One foot in front of the next.  Time to wake up.

Friday, November 4, 2011

Like a Butter Knife

I'm having a dull moment. Just thought it best to get that out in the open right off the bat. I noticed my Twitter description ends in "Never a dull moment" and thought... well, yeah. Except these days.

These days I'm working full-time, just like I'd wanted. Granted, I'm a temp, not perm. But it's full-time and the money's decent and I work with great people – what more could a girl ask for, right? I'll tell you what: STIMULATION. Mind-blowing, neuron-stretching soul stimulation. I am in a very dull place in time. I'm actually rather calm about it, knowing this is a 'time between,' so to speak... but I wish it was otherwise.

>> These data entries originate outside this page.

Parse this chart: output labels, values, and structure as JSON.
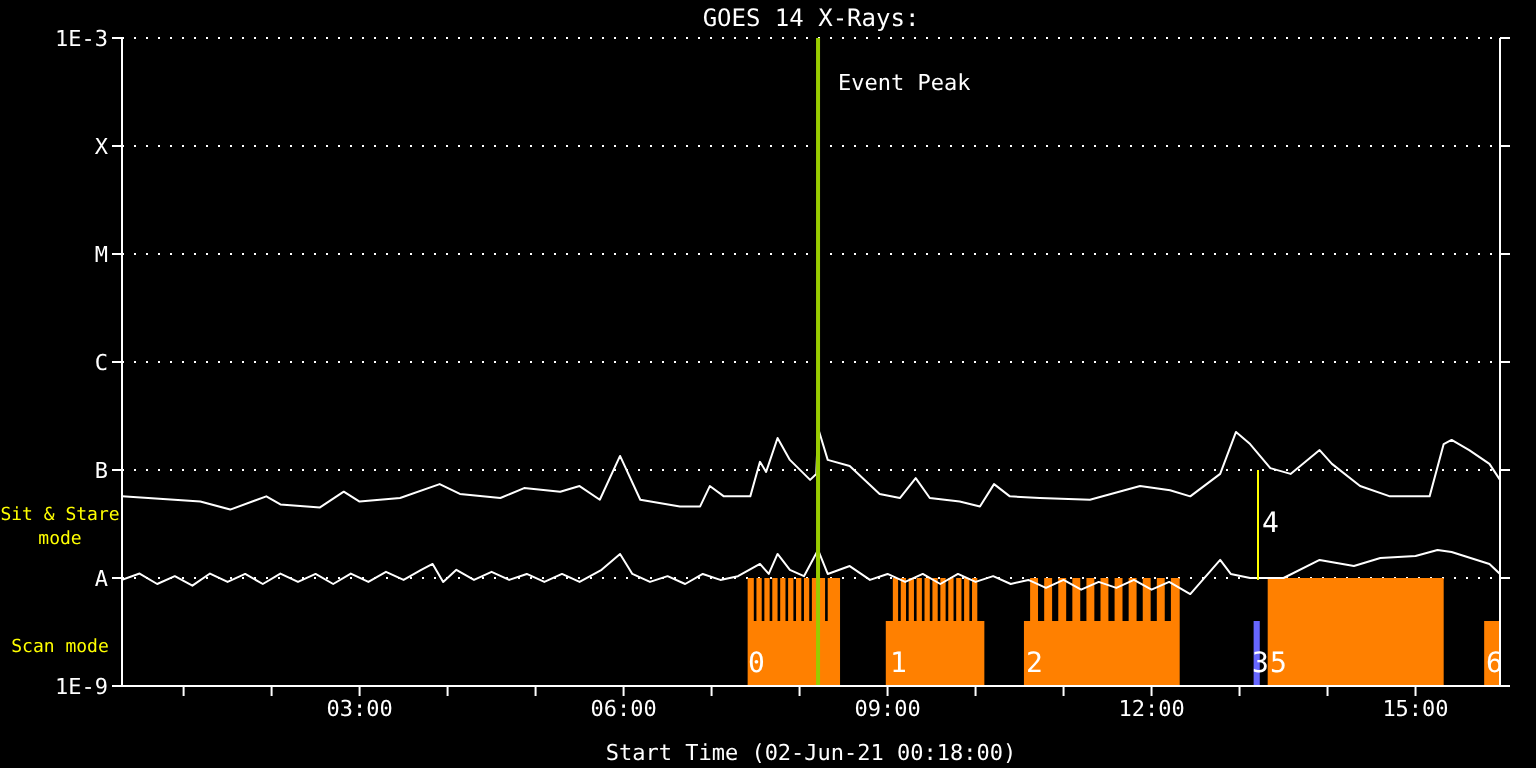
{
  "chart_data": {
    "type": "line",
    "title": "GOES 14 X-Rays:",
    "xlabel": "Start Time (02-Jun-21 00:18:00)",
    "xlim": [
      0.3,
      15.96
    ],
    "xticks": [
      {
        "value": 1,
        "label": null
      },
      {
        "value": 2,
        "label": null
      },
      {
        "value": 3,
        "label": "03:00"
      },
      {
        "value": 4,
        "label": null
      },
      {
        "value": 5,
        "label": null
      },
      {
        "value": 6,
        "label": "06:00"
      },
      {
        "value": 7,
        "label": null
      },
      {
        "value": 8,
        "label": null
      },
      {
        "value": 9,
        "label": "09:00"
      },
      {
        "value": 10,
        "label": null
      },
      {
        "value": 11,
        "label": null
      },
      {
        "value": 12,
        "label": "12:00"
      },
      {
        "value": 13,
        "label": null
      },
      {
        "value": 14,
        "label": null
      },
      {
        "value": 15,
        "label": "15:00"
      }
    ],
    "ylim": [
      1e-09,
      0.001
    ],
    "yticks": [
      {
        "value": 1e-09,
        "label": "1E-9"
      },
      {
        "value": 1e-08,
        "label": "A"
      },
      {
        "value": 1e-07,
        "label": "B"
      },
      {
        "value": 1e-06,
        "label": "C"
      },
      {
        "value": 1e-05,
        "label": "M"
      },
      {
        "value": 0.0001,
        "label": "X"
      },
      {
        "value": 0.001,
        "label": "1E-3"
      }
    ],
    "log": true,
    "grid": "y",
    "legend": false,
    "series": [
      {
        "color": "#ffffff",
        "x": [
          0.3,
          1.19,
          1.53,
          1.94,
          2.1,
          2.55,
          2.82,
          3.0,
          3.46,
          3.91,
          4.14,
          4.6,
          4.87,
          5.28,
          5.5,
          5.73,
          5.96,
          6.19,
          6.64,
          6.87,
          6.98,
          7.14,
          7.44,
          7.55,
          7.62,
          7.75,
          7.89,
          8.12,
          8.19,
          8.21,
          8.32,
          8.57,
          8.91,
          9.14,
          9.32,
          9.48,
          9.82,
          10.05,
          10.21,
          10.39,
          10.73,
          11.3,
          11.87,
          12.21,
          12.44,
          12.78,
          12.96,
          13.12,
          13.35,
          13.58,
          13.91,
          14.05,
          14.37,
          14.71,
          15.16,
          15.32,
          15.41,
          15.61,
          15.84,
          15.96
        ],
        "values": [
          5.7e-08,
          5.1e-08,
          4.3e-08,
          5.7e-08,
          4.8e-08,
          4.5e-08,
          6.3e-08,
          5.1e-08,
          5.5e-08,
          7.4e-08,
          6e-08,
          5.5e-08,
          6.8e-08,
          6.3e-08,
          7.1e-08,
          5.3e-08,
          1.35e-07,
          5.3e-08,
          4.6e-08,
          4.6e-08,
          7.1e-08,
          5.7e-08,
          5.7e-08,
          1.19e-07,
          9.6e-08,
          1.98e-07,
          1.24e-07,
          8.1e-08,
          9.2e-08,
          2.45e-07,
          1.24e-07,
          1.09e-07,
          6e-08,
          5.5e-08,
          8.4e-08,
          5.5e-08,
          5.1e-08,
          4.6e-08,
          7.4e-08,
          5.7e-08,
          5.5e-08,
          5.3e-08,
          7.1e-08,
          6.5e-08,
          5.7e-08,
          9.2e-08,
          2.25e-07,
          1.74e-07,
          1.04e-07,
          9.2e-08,
          1.53e-07,
          1.14e-07,
          7.1e-08,
          5.7e-08,
          5.7e-08,
          1.74e-07,
          1.9e-07,
          1.53e-07,
          1.14e-07,
          8.1e-08
        ]
      },
      {
        "color": "#ffffff",
        "x": [
          0.3,
          0.5,
          0.7,
          0.9,
          1.1,
          1.3,
          1.5,
          1.7,
          1.9,
          2.1,
          2.3,
          2.5,
          2.7,
          2.9,
          3.1,
          3.3,
          3.5,
          3.7,
          3.83,
          3.95,
          4.1,
          4.3,
          4.5,
          4.7,
          4.9,
          5.1,
          5.3,
          5.5,
          5.75,
          5.96,
          6.1,
          6.3,
          6.5,
          6.7,
          6.9,
          7.1,
          7.3,
          7.55,
          7.65,
          7.75,
          7.89,
          8.05,
          8.21,
          8.32,
          8.57,
          8.8,
          9.0,
          9.2,
          9.4,
          9.6,
          9.8,
          10.0,
          10.2,
          10.4,
          10.6,
          10.8,
          11.0,
          11.2,
          11.4,
          11.6,
          11.8,
          12.0,
          12.2,
          12.44,
          12.78,
          12.9,
          13.12,
          13.5,
          13.91,
          14.3,
          14.6,
          15.0,
          15.25,
          15.41,
          15.84,
          15.96
        ],
        "values": [
          9.6e-09,
          1.1e-08,
          8.8e-09,
          1.04e-08,
          8.5e-09,
          1.1e-08,
          9.2e-09,
          1.09e-08,
          8.8e-09,
          1.1e-08,
          9.2e-09,
          1.09e-08,
          8.8e-09,
          1.1e-08,
          9.2e-09,
          1.14e-08,
          9.6e-09,
          1.19e-08,
          1.35e-08,
          9.2e-09,
          1.19e-08,
          9.6e-09,
          1.14e-08,
          9.6e-09,
          1.09e-08,
          9.2e-09,
          1.09e-08,
          9.2e-09,
          1.19e-08,
          1.67e-08,
          1.09e-08,
          9.2e-09,
          1.04e-08,
          8.8e-09,
          1.09e-08,
          9.6e-09,
          1.04e-08,
          1.35e-08,
          1.09e-08,
          1.67e-08,
          1.19e-08,
          1.04e-08,
          1.82e-08,
          1.09e-08,
          1.29e-08,
          9.6e-09,
          1.09e-08,
          9.2e-09,
          1.09e-08,
          8.8e-09,
          1.09e-08,
          9.2e-09,
          1.04e-08,
          8.8e-09,
          9.6e-09,
          8.1e-09,
          9.6e-09,
          7.8e-09,
          9.2e-09,
          8.1e-09,
          9.6e-09,
          7.8e-09,
          9.2e-09,
          7.1e-09,
          1.47e-08,
          1.09e-08,
          1e-08,
          1e-08,
          1.47e-08,
          1.29e-08,
          1.53e-08,
          1.6e-08,
          1.82e-08,
          1.74e-08,
          1.35e-08,
          1.09e-08
        ]
      },
      {
        "type": "area",
        "color": "#ff8000",
        "x": [
          7.41,
          7.48,
          7.51,
          7.57,
          7.6,
          7.66,
          7.69,
          7.75,
          7.78,
          7.84,
          7.87,
          7.93,
          7.96,
          8.02,
          8.05,
          8.11,
          8.14,
          8.2,
          8.23,
          8.29,
          8.32,
          8.46
        ],
        "values": [
          1e-08,
          4e-09,
          1e-08,
          4e-09,
          1e-08,
          4e-09,
          1e-08,
          4e-09,
          1e-08,
          4e-09,
          1e-08,
          4e-09,
          1e-08,
          4e-09,
          1e-08,
          4e-09,
          1e-08,
          4e-09,
          1e-08,
          4e-09,
          1e-08,
          1e-08
        ]
      },
      {
        "type": "area",
        "color": "#ff8000",
        "x": [
          8.98,
          9.06,
          9.12,
          9.15,
          9.21,
          9.24,
          9.3,
          9.33,
          9.39,
          9.42,
          9.48,
          9.51,
          9.57,
          9.6,
          9.66,
          9.69,
          9.75,
          9.78,
          9.84,
          9.87,
          9.93,
          9.96,
          10.02,
          10.1
        ],
        "values": [
          4e-09,
          1e-08,
          4e-09,
          1e-08,
          4e-09,
          1e-08,
          4e-09,
          1e-08,
          4e-09,
          1e-08,
          4e-09,
          1e-08,
          4e-09,
          1e-08,
          4e-09,
          1e-08,
          4e-09,
          1e-08,
          4e-09,
          1e-08,
          4e-09,
          1e-08,
          4e-09,
          4e-09
        ]
      },
      {
        "type": "area",
        "color": "#ff8000",
        "x": [
          10.55,
          10.62,
          10.71,
          10.78,
          10.87,
          10.94,
          11.03,
          11.1,
          11.19,
          11.26,
          11.35,
          11.42,
          11.51,
          11.58,
          11.67,
          11.74,
          11.83,
          11.9,
          11.99,
          12.06,
          12.15,
          12.22,
          12.32
        ],
        "values": [
          4e-09,
          1e-08,
          4e-09,
          1e-08,
          4e-09,
          1e-08,
          4e-09,
          1e-08,
          4e-09,
          1e-08,
          4e-09,
          1e-08,
          4e-09,
          1e-08,
          4e-09,
          1e-08,
          4e-09,
          1e-08,
          4e-09,
          1e-08,
          4e-09,
          1e-08,
          1e-08
        ]
      },
      {
        "type": "area",
        "color": "#ff8000",
        "x": [
          13.32,
          15.32
        ],
        "values": [
          1e-08,
          1e-08
        ]
      },
      {
        "type": "area",
        "color": "#ff8000",
        "x": [
          15.78,
          15.96
        ],
        "values": [
          4e-09,
          4e-09
        ]
      },
      {
        "type": "area",
        "color": "#6666ff",
        "x": [
          13.16,
          13.23
        ],
        "values": [
          4e-09,
          4e-09
        ]
      },
      {
        "color": "#ffff00",
        "x": [
          13.21,
          13.21
        ],
        "values": [
          9.6e-09,
          1e-07
        ]
      }
    ],
    "ref_lines": [
      {
        "axis": "x",
        "value": 8.21,
        "label": "Event Peak",
        "color": "#99cc00"
      }
    ],
    "annotations": [
      "Sit & Stare mode",
      "Scan mode",
      "0",
      "1",
      "2",
      "3",
      "5",
      "4",
      "6"
    ]
  }
}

I've been dreaming of returning to NYC. I spend slow time at work cruising the Brooklyn real estate websites. Turns out the rental market has increased in price since I left but the sales side of things hasn't that I can tell. Who knew? Just imagine if I had money equal in amount to what I owe to my credit card. I could practically make a down payment. Kooky! Instead I'm grateful for the job I have that is helping me pay down the debt, as frustrated as I can be by it in my day to day.

That's all I got for now. I do have some more run of the mill January adventures to share at some point, but I don't really have it in me right now to snarkily remark on the shock one experiences when hooking up with a guy one has known for 23 years, only to realize the faux fur throw he's got over his shoulders is actually... his shoulders. But perhaps one day soon I will.

As the Queen says, Ta Ta for now.




- January posted this using BlogPress from her mobile phone. Smartypants.